A decisão do Itaú de desligar cerca de mil funcionários após a revisão criteriosa de condutas relacionadas ao trabalho remoto e registro de jornada abriu um novo capítulo na discussão sobre home office no Brasil. Segundo o banco, as demissões na segunda-feira, 8, foram motivadas pela falta de produtividade e atingiram principalmente trabalhadores em regime híbrido, que representam cerca de 60% do quadro.
Segundo apurou o Radar Econômico, o Itaú, que tem mais de 100 mil funcionários, mediu a produtividade por meio do monitoramento de memória do computador em uso, quantidade de cliques, abertura de abas, inclusão de tarefas no sistema e criação de chamados.
Após reunião nesta terça-feira, 9, entre representantes do Sindicato dos Bancários de São Paulo, Osasco e Região e representantes do Itaú, o Sindicato questionou a falta de transparência nas medidas adotadas. “Cobramos que as regras do teletrabalho sejam repactuadas de forma transparente para todos os funcionários. O Itaú alega falta de produtividade, mas estamos falando de cerca de mil pessoas. Não é razoável usar mecanismos de monitoramento e vigilância para justificar cortes em massa. É preciso estabelecer limites claros para a vigilância digital”, diz Neiva Ribeiro, presidente do Sindicato dos Bancários de São Paulo, Osasco e Região. A avaliação do sindicato é que esse tipo de prática de monitoramento pode gerar pressão excessiva e afetar a saúde mental. “Se há um mecanismo de avaliação no teletrabalho, por que esses funcionários não foram advertidos antes de serem demitidos?”, diz.
Para Fernando De Vincenzo, general manager da consultoria multinacional Cornerstone Career Services, o episódio reflete o ponto de transição em que se encontra o mercado de trabalho. “Estamos falando de um modelo ainda imaturo, tanto para as empresas, que precisam criar formas de gestão e acompanhamento de produtividade, quanto para os profissionais, que devem assumir autonomia e responsabilidade pelos resultados”, disse.

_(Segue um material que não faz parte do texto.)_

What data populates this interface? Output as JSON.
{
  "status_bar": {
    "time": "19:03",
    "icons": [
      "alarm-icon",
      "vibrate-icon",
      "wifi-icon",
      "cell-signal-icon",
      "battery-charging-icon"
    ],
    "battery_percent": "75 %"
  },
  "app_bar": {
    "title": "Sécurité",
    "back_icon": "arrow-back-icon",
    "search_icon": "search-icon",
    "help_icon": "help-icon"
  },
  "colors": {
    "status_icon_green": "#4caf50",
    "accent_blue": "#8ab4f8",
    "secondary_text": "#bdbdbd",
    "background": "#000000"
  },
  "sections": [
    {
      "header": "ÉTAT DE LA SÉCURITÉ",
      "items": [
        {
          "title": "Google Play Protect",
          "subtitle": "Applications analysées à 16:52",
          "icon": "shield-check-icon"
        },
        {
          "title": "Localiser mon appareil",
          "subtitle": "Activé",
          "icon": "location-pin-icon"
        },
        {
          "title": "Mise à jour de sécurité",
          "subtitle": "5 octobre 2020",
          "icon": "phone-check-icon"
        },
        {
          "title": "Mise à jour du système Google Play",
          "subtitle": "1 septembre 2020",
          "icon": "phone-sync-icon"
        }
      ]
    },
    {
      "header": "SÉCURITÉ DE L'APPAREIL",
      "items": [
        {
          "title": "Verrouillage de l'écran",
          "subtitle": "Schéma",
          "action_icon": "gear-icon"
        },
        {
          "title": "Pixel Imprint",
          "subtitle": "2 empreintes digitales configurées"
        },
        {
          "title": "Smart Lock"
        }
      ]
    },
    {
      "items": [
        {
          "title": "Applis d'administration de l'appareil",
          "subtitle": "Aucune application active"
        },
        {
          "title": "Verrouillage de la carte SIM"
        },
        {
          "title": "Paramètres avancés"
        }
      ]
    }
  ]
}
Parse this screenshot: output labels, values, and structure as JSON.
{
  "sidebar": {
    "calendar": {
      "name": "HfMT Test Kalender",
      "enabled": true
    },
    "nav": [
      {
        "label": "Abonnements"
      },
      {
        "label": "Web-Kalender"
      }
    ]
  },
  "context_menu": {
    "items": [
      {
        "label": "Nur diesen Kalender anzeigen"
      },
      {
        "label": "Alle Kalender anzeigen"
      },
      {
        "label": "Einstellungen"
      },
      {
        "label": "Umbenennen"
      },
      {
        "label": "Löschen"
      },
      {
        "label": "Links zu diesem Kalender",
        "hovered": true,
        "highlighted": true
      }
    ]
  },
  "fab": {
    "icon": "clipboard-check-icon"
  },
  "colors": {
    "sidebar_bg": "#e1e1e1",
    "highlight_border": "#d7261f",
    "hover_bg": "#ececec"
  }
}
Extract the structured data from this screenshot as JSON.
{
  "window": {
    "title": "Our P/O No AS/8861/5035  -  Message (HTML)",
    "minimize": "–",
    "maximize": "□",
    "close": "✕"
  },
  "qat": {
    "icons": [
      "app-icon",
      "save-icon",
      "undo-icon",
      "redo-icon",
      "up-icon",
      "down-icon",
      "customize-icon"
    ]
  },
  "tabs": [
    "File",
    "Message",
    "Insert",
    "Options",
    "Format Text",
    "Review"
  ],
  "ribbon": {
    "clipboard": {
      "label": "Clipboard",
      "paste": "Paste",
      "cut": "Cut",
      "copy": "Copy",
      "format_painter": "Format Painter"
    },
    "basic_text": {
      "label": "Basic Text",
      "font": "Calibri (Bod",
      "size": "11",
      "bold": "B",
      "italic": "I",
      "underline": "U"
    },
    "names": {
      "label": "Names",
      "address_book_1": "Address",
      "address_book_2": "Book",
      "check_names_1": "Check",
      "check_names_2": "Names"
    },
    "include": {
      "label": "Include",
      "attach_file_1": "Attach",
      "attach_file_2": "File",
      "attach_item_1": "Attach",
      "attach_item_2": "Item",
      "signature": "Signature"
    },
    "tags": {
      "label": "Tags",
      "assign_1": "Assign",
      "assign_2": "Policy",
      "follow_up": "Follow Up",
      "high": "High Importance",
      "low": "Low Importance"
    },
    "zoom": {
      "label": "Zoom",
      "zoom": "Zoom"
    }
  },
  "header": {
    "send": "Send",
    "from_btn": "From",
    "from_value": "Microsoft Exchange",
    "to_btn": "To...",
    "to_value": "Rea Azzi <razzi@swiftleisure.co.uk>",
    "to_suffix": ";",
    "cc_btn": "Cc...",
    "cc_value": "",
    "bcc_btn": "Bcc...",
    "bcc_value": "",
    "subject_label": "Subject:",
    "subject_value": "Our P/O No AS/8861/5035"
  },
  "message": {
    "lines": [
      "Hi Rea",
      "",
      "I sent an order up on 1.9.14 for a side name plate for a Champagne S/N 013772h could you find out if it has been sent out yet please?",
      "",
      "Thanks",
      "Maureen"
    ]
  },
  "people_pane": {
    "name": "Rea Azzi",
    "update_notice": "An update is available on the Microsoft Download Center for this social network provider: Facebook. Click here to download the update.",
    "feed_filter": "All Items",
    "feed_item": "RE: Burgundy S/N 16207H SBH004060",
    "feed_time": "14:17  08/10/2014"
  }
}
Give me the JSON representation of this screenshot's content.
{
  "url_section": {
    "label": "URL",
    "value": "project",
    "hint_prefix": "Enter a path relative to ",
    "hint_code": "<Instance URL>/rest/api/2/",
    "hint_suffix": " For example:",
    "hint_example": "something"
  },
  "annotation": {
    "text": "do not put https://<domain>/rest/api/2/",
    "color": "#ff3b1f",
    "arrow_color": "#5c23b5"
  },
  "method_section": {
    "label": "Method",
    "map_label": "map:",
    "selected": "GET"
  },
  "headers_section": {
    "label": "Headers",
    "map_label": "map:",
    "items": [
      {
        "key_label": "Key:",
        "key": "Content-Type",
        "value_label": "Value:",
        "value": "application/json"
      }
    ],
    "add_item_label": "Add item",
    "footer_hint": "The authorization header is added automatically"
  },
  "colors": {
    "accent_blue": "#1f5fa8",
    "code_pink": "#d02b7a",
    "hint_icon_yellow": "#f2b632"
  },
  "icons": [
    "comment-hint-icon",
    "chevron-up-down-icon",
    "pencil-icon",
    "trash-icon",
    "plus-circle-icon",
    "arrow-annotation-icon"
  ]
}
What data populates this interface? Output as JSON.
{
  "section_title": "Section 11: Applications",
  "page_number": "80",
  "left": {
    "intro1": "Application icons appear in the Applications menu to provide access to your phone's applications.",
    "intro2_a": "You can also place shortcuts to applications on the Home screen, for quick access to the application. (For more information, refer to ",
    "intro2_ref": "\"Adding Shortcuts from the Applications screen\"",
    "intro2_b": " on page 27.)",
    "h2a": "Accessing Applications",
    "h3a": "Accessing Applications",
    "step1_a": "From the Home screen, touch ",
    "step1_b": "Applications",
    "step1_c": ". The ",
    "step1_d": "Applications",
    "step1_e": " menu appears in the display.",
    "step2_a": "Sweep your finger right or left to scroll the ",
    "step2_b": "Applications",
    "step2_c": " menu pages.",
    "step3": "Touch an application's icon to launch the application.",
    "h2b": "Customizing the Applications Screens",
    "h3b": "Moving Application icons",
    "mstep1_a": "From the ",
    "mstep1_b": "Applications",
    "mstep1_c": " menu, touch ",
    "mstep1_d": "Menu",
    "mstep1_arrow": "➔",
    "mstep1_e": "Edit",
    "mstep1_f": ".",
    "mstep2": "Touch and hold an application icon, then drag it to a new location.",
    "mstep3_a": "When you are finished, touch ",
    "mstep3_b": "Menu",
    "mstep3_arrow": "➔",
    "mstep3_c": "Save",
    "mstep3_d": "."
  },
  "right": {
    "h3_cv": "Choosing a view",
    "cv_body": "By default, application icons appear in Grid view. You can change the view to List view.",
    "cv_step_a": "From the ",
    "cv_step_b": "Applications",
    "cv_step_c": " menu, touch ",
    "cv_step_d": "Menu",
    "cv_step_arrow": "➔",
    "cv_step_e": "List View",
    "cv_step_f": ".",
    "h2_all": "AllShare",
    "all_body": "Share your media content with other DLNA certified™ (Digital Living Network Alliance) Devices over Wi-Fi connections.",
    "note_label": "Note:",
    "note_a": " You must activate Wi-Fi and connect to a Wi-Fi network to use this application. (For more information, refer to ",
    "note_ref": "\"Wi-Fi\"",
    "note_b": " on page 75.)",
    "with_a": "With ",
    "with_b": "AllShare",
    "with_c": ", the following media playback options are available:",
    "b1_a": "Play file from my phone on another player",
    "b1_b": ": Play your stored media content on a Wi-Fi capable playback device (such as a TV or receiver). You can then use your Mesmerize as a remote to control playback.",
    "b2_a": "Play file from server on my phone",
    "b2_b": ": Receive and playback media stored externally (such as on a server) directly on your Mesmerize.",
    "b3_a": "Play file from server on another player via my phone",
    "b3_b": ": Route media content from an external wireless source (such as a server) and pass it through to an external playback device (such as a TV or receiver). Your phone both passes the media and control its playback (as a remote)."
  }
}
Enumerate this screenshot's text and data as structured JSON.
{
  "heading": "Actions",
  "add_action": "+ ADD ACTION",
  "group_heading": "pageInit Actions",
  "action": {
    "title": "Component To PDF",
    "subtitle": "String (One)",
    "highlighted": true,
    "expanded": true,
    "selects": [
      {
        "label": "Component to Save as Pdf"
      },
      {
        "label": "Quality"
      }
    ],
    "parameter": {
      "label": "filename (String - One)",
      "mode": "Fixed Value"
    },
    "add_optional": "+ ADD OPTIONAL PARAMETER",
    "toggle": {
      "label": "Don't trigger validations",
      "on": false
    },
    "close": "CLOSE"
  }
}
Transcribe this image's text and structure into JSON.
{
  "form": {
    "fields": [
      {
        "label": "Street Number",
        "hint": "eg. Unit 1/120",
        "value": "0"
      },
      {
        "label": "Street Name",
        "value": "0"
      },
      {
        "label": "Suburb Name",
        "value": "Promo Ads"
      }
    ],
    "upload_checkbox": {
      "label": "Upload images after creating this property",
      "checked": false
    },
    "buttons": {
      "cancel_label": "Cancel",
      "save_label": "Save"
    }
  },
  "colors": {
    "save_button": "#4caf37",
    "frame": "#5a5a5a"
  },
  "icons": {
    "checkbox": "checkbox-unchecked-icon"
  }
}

Ele lembra que, passados cinco anos da pandemia, há claros sinais de um movimento de retorno ao presencial. Numa pesquisa nacional realizada pela Cornerstone com quase 600 profissionais, e que será divulgada no mês que vem, o modelo presencial já aparece como maioria em relação ao híbrido e remoto. “O híbrido parecia uma tendência consolidada, mas vem perdendo espaço. As empresas estão testando formatos, e muitos já redescobrem o valor do presencial”, afirmou.
No entanto, pesquisas mostram que os funcionários seguem valorizando empresas que permitem a flexibilidade. Uma análise do Relatório de Tendências de Gestão de Pessoas do GPTW revelou quanto mais flexível é o modelo de trabalho adotado por uma empresa, menor a dificuldade em preencher vagas em aberto, por exemplo. Segundo o estudo, 68% das organizações que operam em modelo 100% presencial relataram desafios para contratar novos talentos, enquanto esse percentual cai para 53% entre as companhias que adotam um formato híbrido. O número é ainda menor entre as empresas que oferecem trabalho totalmente remoto, com apenas 38% relatando dificuldades na contratação.
Para Vincenzo, a aparente contradição entre a busca dos profissionais pela flexibilidade e o retorno massivo ao modelo presencial sob o argumento de produtividade indica a necessidade de amadurecimento. “Dentro de um modelo que ainda é imaturo no sentido de segurança no exercício dos papéis para os dois lados, eu consigo entender esse ponto de desenvolvimento tanto das empresas, de olharem essa questão da produtividade, mas também de profissionais que precisam entender, que para se implantar um modelo híbrido, é fundamental a questão do protagonismo, de estar à frente, de entender seus papéis”.
A chave, segundo ele, é tanto as empresas quanto os trabalhadores assumirem com clareza qual é a cultura em que acreditam e qual o modelo querem seguir. “A gente viveu também uma fase onde quem não dissesse que acreditava no híbrido ia perder competitividade no mercado. Então você vê empresas que não conseguiam assumir o desejo de voltar para o presencial”, diz. O mesmo vale para os profissionais. ” As pessoas precisam ter maturidade de descobrir qual é o modelo, qual é a cultura de que gostam de trabalhar. Se eles gostam de trabalhar no modelo híbrido não adianta querer trabalhar numa cultura que tem como história uma questão do trabalho presencial”, diz.